Przykładowo Batman Toma Kinga - nazwisko jak wielokrotnie wspomniano gorące na rynku, a gdy pojawił się w sprzedaży jego Batman - w Polsce jeszcze średnio bądź wcale nie znany. Teraz, po wielu jego tytułach, wielu wyrobiło sobie opinię i chętnie sięgnęłoby po jego run (gdyby był dostępny w całości). Nie wspominając o osobach, które przegapiły / jeszcze nie były w komiksowie. No i oczywiście to Batman, sto procent by się sprzedał, odblokowując też sprzedaż wiszących tomów, których nikt nie tknie nie mając nadziei na uzbieranie całości.
Także ciekaw jestem czy Egmont faktycznie nie skusi się na wznowienie kilku zaprzeszłych amerykańców.

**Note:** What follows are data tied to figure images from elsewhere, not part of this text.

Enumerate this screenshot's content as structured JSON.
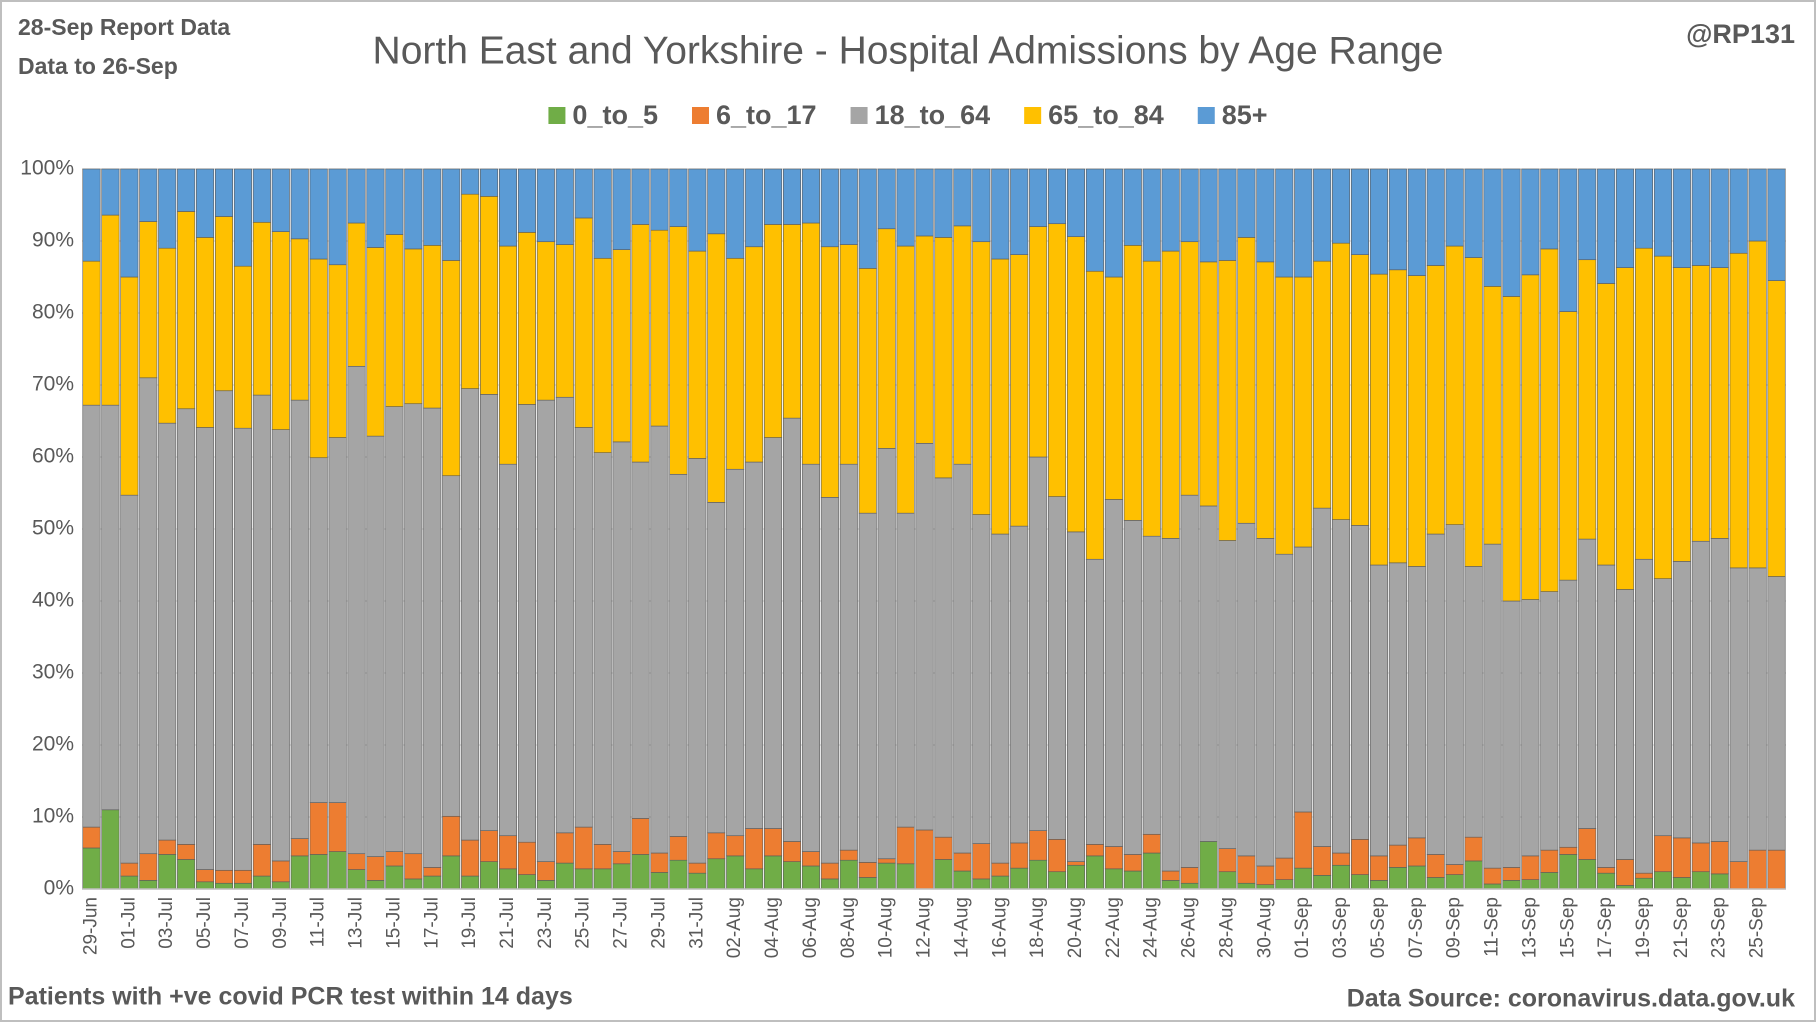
{
  "chart_data": {
    "type": "stacked_bar_100",
    "title": "North East and Yorkshire - Hospital Admissions by Age Range",
    "report_note": "28-Sep Report Data",
    "data_note": "Data to 26-Sep",
    "author": "@RP131",
    "footnote": "Patients with  +ve covid PCR test within 14 days",
    "source": "Data Source: coronavirus.data.gov.uk",
    "categories": [
      "29-Jun",
      null,
      "01-Jul",
      null,
      "03-Jul",
      null,
      "05-Jul",
      null,
      "07-Jul",
      null,
      "09-Jul",
      null,
      "11-Jul",
      null,
      "13-Jul",
      null,
      "15-Jul",
      null,
      "17-Jul",
      null,
      "19-Jul",
      null,
      "21-Jul",
      null,
      "23-Jul",
      null,
      "25-Jul",
      null,
      "27-Jul",
      null,
      "29-Jul",
      null,
      "31-Jul",
      null,
      "02-Aug",
      null,
      "04-Aug",
      null,
      "06-Aug",
      null,
      "08-Aug",
      null,
      "10-Aug",
      null,
      "12-Aug",
      null,
      "14-Aug",
      null,
      "16-Aug",
      null,
      "18-Aug",
      null,
      "20-Aug",
      null,
      "22-Aug",
      null,
      "24-Aug",
      null,
      "26-Aug",
      null,
      "28-Aug",
      null,
      "30-Aug",
      null,
      "01-Sep",
      null,
      "03-Sep",
      null,
      "05-Sep",
      null,
      "07-Sep",
      null,
      "09-Sep",
      null,
      "11-Sep",
      null,
      "13-Sep",
      null,
      "15-Sep",
      null,
      "17-Sep",
      null,
      "19-Sep",
      null,
      "21-Sep",
      null,
      "23-Sep",
      null,
      "25-Sep",
      null
    ],
    "series": [
      {
        "name": "0_to_5",
        "color": "#70ad47",
        "values": [
          5.7,
          11,
          1.8,
          1.2,
          4.8,
          4.1,
          1,
          0.8,
          0.8,
          1.8,
          1,
          4.6,
          4.8,
          5.2,
          2.7,
          1.2,
          3.2,
          1.4,
          1.8,
          4.6,
          1.8,
          3.8,
          2.8,
          2,
          1.2,
          3.6,
          2.8,
          2.8,
          3.5,
          4.8,
          2.3,
          4,
          2.2,
          4.2,
          4.6,
          2.8,
          4.6,
          3.8,
          3.2,
          1.4,
          4,
          1.6,
          3.6,
          3.5,
          0,
          4.1,
          2.5,
          1.4,
          1.8,
          2.9,
          4,
          2.4,
          3.3,
          4.6,
          2.8,
          2.5,
          5,
          1.2,
          0.8,
          6.6,
          2.4,
          0.8,
          0.6,
          1.3,
          2.9,
          1.9,
          3.3,
          2,
          1.2,
          3,
          3.2,
          1.6,
          2,
          3.9,
          0.7,
          1.2,
          1.3,
          2.3,
          4.8,
          4.1,
          2.2,
          0.5,
          1.5,
          2.4,
          1.6,
          2.4,
          2.1,
          0,
          0,
          0
        ]
      },
      {
        "name": "6_to_17",
        "color": "#ed7d31",
        "values": [
          2.9,
          0,
          1.8,
          3.7,
          2,
          2.1,
          1.7,
          1.8,
          1.8,
          4.4,
          2.9,
          2.4,
          7.2,
          6.8,
          2.2,
          3.3,
          2,
          3.5,
          1.2,
          5.5,
          5,
          4.3,
          4.6,
          4.5,
          2.6,
          4.2,
          5.8,
          3.4,
          1.7,
          5,
          2.7,
          3.3,
          1.4,
          3.6,
          2.8,
          5.6,
          3.8,
          2.8,
          2,
          2.2,
          1.4,
          2.1,
          0.6,
          5.1,
          8.2,
          3.1,
          2.5,
          4.9,
          1.8,
          3.5,
          4.1,
          4.5,
          0.5,
          1.6,
          3.1,
          2.3,
          2.6,
          1.3,
          2.2,
          0,
          3.2,
          3.8,
          2.6,
          3,
          7.8,
          4,
          1.7,
          4.9,
          3.4,
          3.1,
          3.9,
          3.2,
          1.4,
          3.3,
          2.2,
          1.8,
          3.3,
          3.1,
          1,
          4.3,
          0.8,
          3.6,
          0.7,
          5,
          5.5,
          4,
          4.5,
          3.8,
          5.4,
          5.4
        ]
      },
      {
        "name": "18_to_64",
        "color": "#a5a5a5",
        "values": [
          58.6,
          56.2,
          51.1,
          66.1,
          57.9,
          60.5,
          61.4,
          66.6,
          61.4,
          62.4,
          59.9,
          60.9,
          47.9,
          50.7,
          67.7,
          58.4,
          61.8,
          62.5,
          63.8,
          47.3,
          62.7,
          60.6,
          51.6,
          60.8,
          64.1,
          60.5,
          55.5,
          54.4,
          56.9,
          49.5,
          59.3,
          50.3,
          56.2,
          45.9,
          50.9,
          50.9,
          54.3,
          58.8,
          53.8,
          50.8,
          53.6,
          48.5,
          57,
          43.6,
          53.7,
          49.9,
          54,
          45.7,
          45.7,
          44,
          51.9,
          47.6,
          45.8,
          39.6,
          48.2,
          46.4,
          41.4,
          46.2,
          51.7,
          46.6,
          42.8,
          46.2,
          45.5,
          42.2,
          36.8,
          47,
          46.3,
          43.6,
          40.4,
          39.2,
          37.7,
          44.5,
          47.2,
          37.6,
          45,
          37,
          35.6,
          35.9,
          37.1,
          40.2,
          42,
          37.5,
          43.6,
          35.7,
          38.4,
          41.9,
          42.1,
          40.8,
          39.2,
          38
        ]
      },
      {
        "name": "65_to_84",
        "color": "#ffc000",
        "values": [
          20,
          26.4,
          30.3,
          21.7,
          24.3,
          27.4,
          26.4,
          24.2,
          22.5,
          24,
          27.5,
          22.4,
          27.6,
          24,
          19.9,
          26.2,
          23.9,
          21.5,
          22.6,
          29.9,
          27,
          27.5,
          30.3,
          23.9,
          22,
          21.2,
          29.1,
          27,
          26.7,
          33,
          27.2,
          34.4,
          28.8,
          37.3,
          29.3,
          29.9,
          29.6,
          26.9,
          33.5,
          34.8,
          30.5,
          34,
          30.5,
          37.1,
          28.8,
          33.4,
          33.1,
          37.9,
          38.2,
          37.7,
          32,
          37.9,
          41,
          40,
          30.9,
          38.2,
          38.2,
          39.9,
          35.2,
          33.9,
          38.9,
          39.7,
          38.4,
          38.5,
          37.5,
          34.3,
          38.4,
          37.6,
          40.4,
          40.7,
          40.4,
          37.3,
          38.7,
          42.9,
          35.8,
          42.3,
          45.1,
          47.6,
          37.3,
          38.8,
          39.1,
          44.7,
          43.2,
          44.8,
          40.8,
          38.3,
          37.6,
          43.7,
          45.4,
          41.1
        ]
      },
      {
        "name": "85+",
        "color": "#5b9bd5",
        "values": [
          12.8,
          6.4,
          15,
          7.3,
          11,
          5.9,
          9.5,
          6.6,
          13.5,
          7.4,
          8.7,
          9.7,
          12.5,
          13.3,
          7.5,
          10.9,
          9.1,
          11.1,
          10.6,
          12.7,
          3.5,
          3.8,
          10.7,
          8.8,
          10.1,
          10.5,
          6.8,
          12.4,
          11.2,
          7.7,
          8.5,
          8,
          11.4,
          9,
          12.4,
          10.8,
          7.7,
          7.7,
          7.5,
          10.8,
          10.5,
          13.8,
          8.3,
          10.7,
          9.3,
          9.5,
          7.9,
          10.1,
          12.5,
          11.9,
          8,
          7.6,
          9.4,
          14.2,
          15,
          10.6,
          12.8,
          11.4,
          10.1,
          12.9,
          12.7,
          9.5,
          12.9,
          15,
          15,
          12.8,
          10.3,
          11.9,
          14.6,
          14,
          14.8,
          13.4,
          10.7,
          12.3,
          16.3,
          17.7,
          14.7,
          11.1,
          19.8,
          12.6,
          15.9,
          13.7,
          11,
          12.1,
          13.7,
          13.4,
          13.7,
          11.7,
          10,
          15.5
        ]
      }
    ],
    "ylim": [
      0,
      100
    ],
    "yticks": [
      {
        "value": 0,
        "label": "0%"
      },
      {
        "value": 10,
        "label": "10%"
      },
      {
        "value": 20,
        "label": "20%"
      },
      {
        "value": 30,
        "label": "30%"
      },
      {
        "value": 40,
        "label": "40%"
      },
      {
        "value": 50,
        "label": "50%"
      },
      {
        "value": 60,
        "label": "60%"
      },
      {
        "value": 70,
        "label": "70%"
      },
      {
        "value": 80,
        "label": "80%"
      },
      {
        "value": 90,
        "label": "90%"
      },
      {
        "value": 100,
        "label": "100%"
      }
    ],
    "grid": true,
    "legend": "top"
  }
}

No ale to pewnie czas pokaże.
Ciekawe to co mówisz, ale spójrz na to, że właśnie ten w twojej opinii jeszcze nieznany King się wyprzedał, a już reszta jego komiksów z okresu kiedy był znany nadal spokojnie można kupić. I tak wiem, że zapewne wyprzedał się, że to Batman, i to tańszy dużo niż reszta jego komiksów wydane przez Egmont, ale nadal.
Z resztą patrząc na opinie czy to w Polsce, czy zza oceneanem to raczej ten run nie jest ciepło wspominany, to już prędzej run Snydera z New 52 by się nadawał do ponownego wydania, nie dość, że pisarsko dużo lepszy, to jeszcze ma świetne rysunki Capullo.

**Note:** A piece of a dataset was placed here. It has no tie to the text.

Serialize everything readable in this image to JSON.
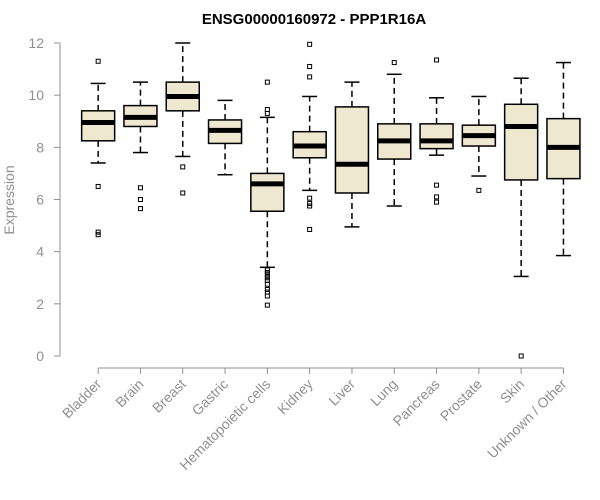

Generalnie pewnie za te 10 lat wrócimy do tych runów i dostaniemy je wydane na nowo, w wydaniach zbiorczych podobnych do tych co wydano Knightfalla, No Man's Land i w 2026 New Gotham. Ale najpierw musimy dojść do tego okresu, a do tego to właśnie jeszcze sporo lat komiksowych.